Vor wenigen Tagen sprach sich in Havanna auch Fidel Castro dafür aus,
die chilenische Kommunistin im Kampf um Bildung für alle zu
unterstützen.
Vom STANDARD gefragt, welches Modell ihr für Chile vorschwebe, gab sie
sich bedeckt: "Solche Prozesse lassen sich nicht von einem Land auf
andere übertragen." In El País meinte sie, Kuba sei wohl nicht das beste
Modell, und drückte Bewunderung für Boliviens Präsident Evo Morales aus.
In einem von Studenten überrannten Saal der Münchner Uni erklärte sie
nun mit zwei Mitstreitern Ursachen und Ziel ihrer "sozialen Bewegung".
Obwohl die Militärdiktatur Augusto Pinochets vor mehr als zwanzig Jahren
zu Ende ging, sei das damals eingeführte, extrem marktorientierte
System, ob in der Bildung, im Gesundheitssystem oder im Wohnbau, noch
überall gültig.
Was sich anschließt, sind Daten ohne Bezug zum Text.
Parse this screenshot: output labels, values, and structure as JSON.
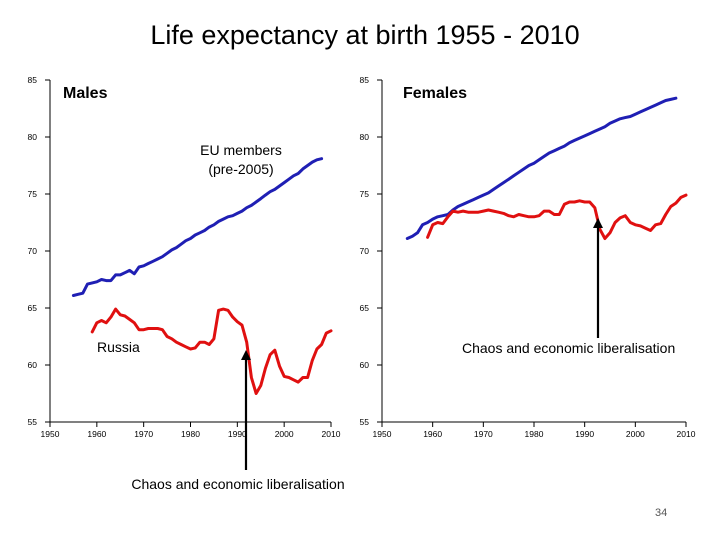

Um Studieren zu können, müssten sich Jugendliche oder
deren Eltern verschulden (ein Studium kostet umgerechnet bis zu 50.000
Euro).
Trotz des "Triumphalismus" der Regierung, die Chile als Vorzeigeland,
als "Jaguar des Südens", darstelle, sagten 84 Prozent der Bürger, dass
sie vom makroökonomischen Wachstum nichts spürten. Ähnlich hoch war die
Zustimmung zur Protestbewegung. Die Popularität des Präsidenten und
Multimillionärs Sebastian Piñera sank dagegen auf 23 Prozent.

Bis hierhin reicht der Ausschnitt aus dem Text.